How to monitor Server-Sent Events streams without killing connections
Your status page shows green while live notifications stopped ten minutes ago. That is an SSE false green: a naive HTTP probe got 200 on a handshake once, or a half-open stream looks alive while no events flow. Monitor Server-Sent Events health check honestly with a companion GET sidecar, not by hammering the long-lived /events URL.
Quick answer
Do not point StillOnline at your SSE /events stream — long-lived connections and buffering break naive GET monitors. Add GET /health/sse that returns 200 when the last event was sent within N seconds, or 503 when the stream pipeline is stale. StillOnline checks that sidecar URL with HTTP GET and status codes only. Free: one URL, five-minute interval.
For general health URL design, see health endpoint design for SaaS. For WebSocket-specific upgrade issues, see WebSocket uptime health checks.
1. Map why naive HTTP probes break SSE consumers
Three failure modes: probing /events directly (opens/closes streams), probing a static page while /events is dead (false green), and half-open connections where TCP stays up but the server stopped writing events.
| Probe mistake | What goes wrong | Better approach |
|---|---|---|
| GET /events every 5 min | New connection each probe; may skew metrics | Separate /health/sse sidecar |
| GET / only | Marketing page up; stream pipeline stale | Freshness heartbeat JSON |
| 200 on first byte only | Handshake OK; no events for hours | 503 when last_event_age > threshold |
Do: treat SSE like a subsystem with its own health signal mapped to HTTP 503. Do not: register the long-lived stream URL in StillOnline Free.

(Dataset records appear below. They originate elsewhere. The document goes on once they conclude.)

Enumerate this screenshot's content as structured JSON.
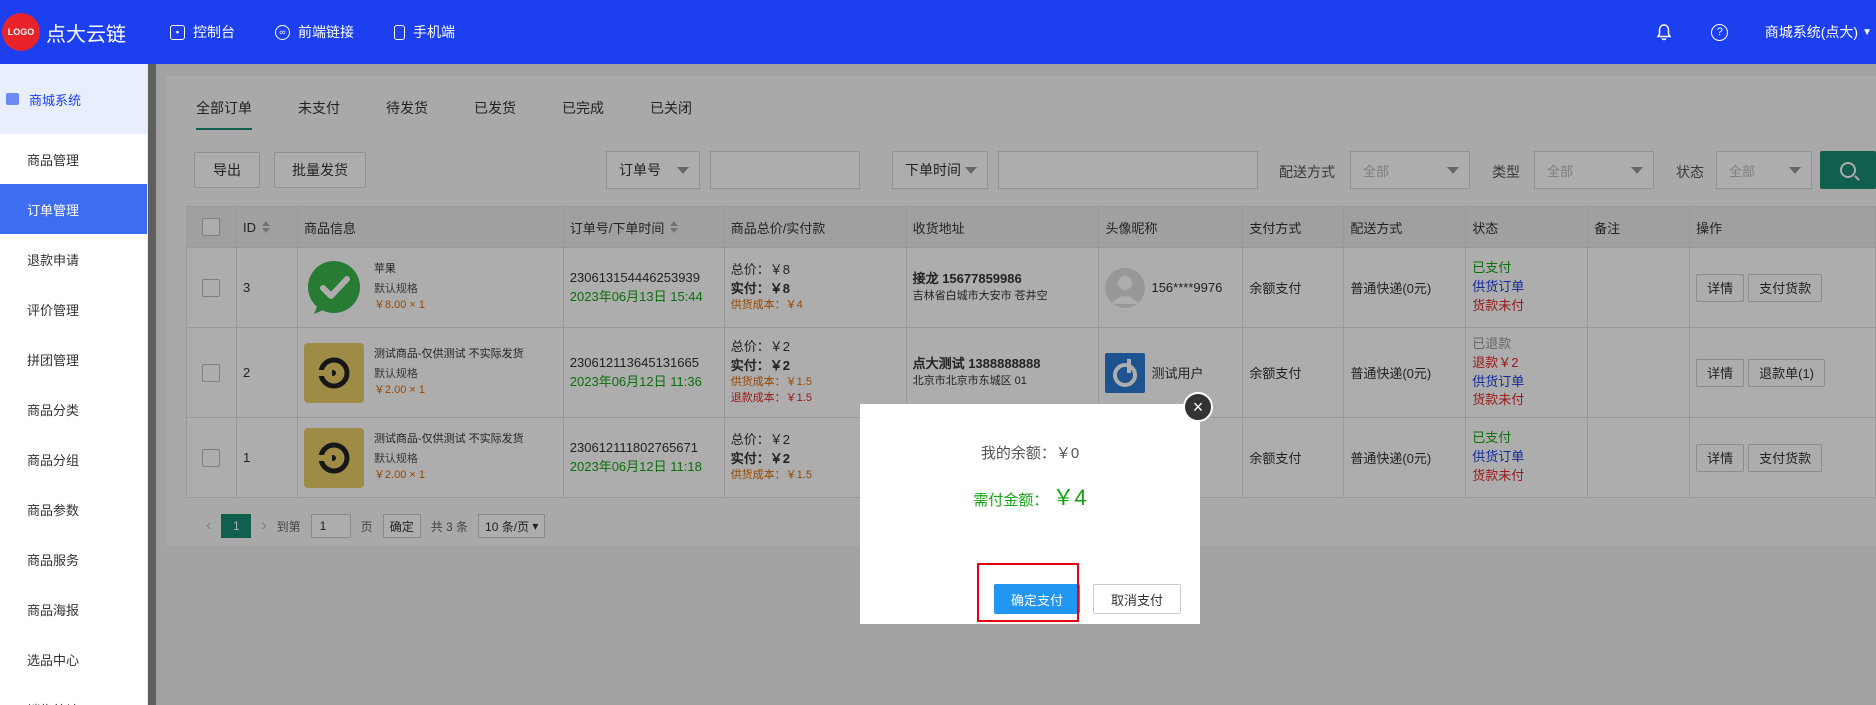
{
  "topbar": {
    "logo_badge": "LOGO",
    "logo_text": "点大云链",
    "nav": [
      {
        "label": "控制台",
        "icon": "dashboard-icon"
      },
      {
        "label": "前端链接",
        "icon": "link-icon"
      },
      {
        "label": "手机端",
        "icon": "mobile-icon"
      }
    ],
    "user_label": "商城系统(点大)"
  },
  "sidebar": {
    "section": "商城系统",
    "items": [
      "商品管理",
      "订单管理",
      "退款申请",
      "评价管理",
      "拼团管理",
      "商品分类",
      "商品分组",
      "商品参数",
      "商品服务",
      "商品海报",
      "选品中心",
      "销售统计"
    ],
    "active_index": 1
  },
  "tabs": [
    "全部订单",
    "未支付",
    "待发货",
    "已发货",
    "已完成",
    "已关闭"
  ],
  "filters": {
    "export_label": "导出",
    "batch_ship_label": "批量发货",
    "order_field": "订单号",
    "time_field": "下单时间",
    "delivery_label": "配送方式",
    "delivery_value": "全部",
    "type_label": "类型",
    "type_value": "全部",
    "status_label": "状态",
    "status_value": "全部"
  },
  "table": {
    "headers": [
      "ID",
      "商品信息",
      "订单号/下单时间",
      "商品总价/实付款",
      "收货地址",
      "头像昵称",
      "支付方式",
      "配送方式",
      "状态",
      "备注",
      "操作"
    ],
    "rows": [
      {
        "id": "3",
        "product_name": "苹果",
        "spec": "默认规格",
        "unit_price": "￥8.00 × 1",
        "order_no": "230613154446253939",
        "order_time": "2023年06月13日 15:44",
        "total": "总价：￥8",
        "paid": "实付：￥8",
        "cost": "供货成本：￥4",
        "refund_cost": "",
        "receiver": "接龙 15677859986",
        "address": "吉林省白城市大安市 苍井空",
        "nickname": "156****9976",
        "pay_method": "余额支付",
        "delivery": "普通快递(0元)",
        "status": [
          "已支付",
          "供货订单",
          "货款未付"
        ],
        "status_colors": [
          "#14a314",
          "#1d3fe3",
          "#e12a2a"
        ],
        "ops": [
          "详情",
          "支付货款"
        ]
      },
      {
        "id": "2",
        "product_name": "测试商品-仅供测试 不实际发货",
        "spec": "默认规格",
        "unit_price": "￥2.00 × 1",
        "order_no": "230612113645131665",
        "order_time": "2023年06月12日 11:36",
        "total": "总价：￥2",
        "paid": "实付：￥2",
        "cost": "供货成本：￥1.5",
        "refund_cost": "退款成本：￥1.5",
        "receiver": "点大测试 1388888888",
        "address": "北京市北京市东城区 01",
        "nickname": "测试用户",
        "pay_method": "余额支付",
        "delivery": "普通快递(0元)",
        "status": [
          "已退款",
          "退款￥2",
          "供货订单",
          "货款未付"
        ],
        "status_colors": [
          "#999999",
          "#e12a2a",
          "#1d3fe3",
          "#e12a2a"
        ],
        "ops": [
          "详情",
          "退款单(1)"
        ]
      },
      {
        "id": "1",
        "product_name": "测试商品-仅供测试 不实际发货",
        "spec": "默认规格",
        "unit_price": "￥2.00 × 1",
        "order_no": "230612111802765671",
        "order_time": "2023年06月12日 11:18",
        "total": "总价：￥2",
        "paid": "实付：￥2",
        "cost": "供货成本：￥1.5",
        "refund_cost": "",
        "receiver": "",
        "address": "",
        "nickname": "",
        "pay_method": "余额支付",
        "delivery": "普通快递(0元)",
        "status": [
          "已支付",
          "供货订单",
          "货款未付"
        ],
        "status_colors": [
          "#14a314",
          "#1d3fe3",
          "#e12a2a"
        ],
        "ops": [
          "详情",
          "支付货款"
        ]
      }
    ]
  },
  "pager": {
    "current": "1",
    "goto_label": "到第",
    "goto_value": "1",
    "page_unit": "页",
    "confirm": "确定",
    "total": "共 3 条",
    "page_size": "10 条/页"
  },
  "modal": {
    "balance_label": "我的余额：￥0",
    "need_label": "需付金额：",
    "need_amount": "￥4",
    "confirm_label": "确定支付",
    "cancel_label": "取消支付",
    "close_glyph": "×"
  },
  "colors": {
    "topbar": "#1c3ff0",
    "accent": "#1a8c72",
    "sidebar_active": "#3f6df2",
    "confirm_button": "#2196f3",
    "highlight": "#e60012"
  }
}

Triage: alert → curl GET /health/sse → if 503, SSE worker logs → if 200 but users report silence, suspect CDN buffering.
2. Compare companion /health/sse vs synthetic stream readers
A companion sidecar exposes GET /health/sse with JSON like {"status":"ok","last_event_seconds_ago":12}. A synthetic stream reader opens a real SSE connection from a worker. StillOnline fits the sidecar: scheduled HTTP GET, status code only on Free.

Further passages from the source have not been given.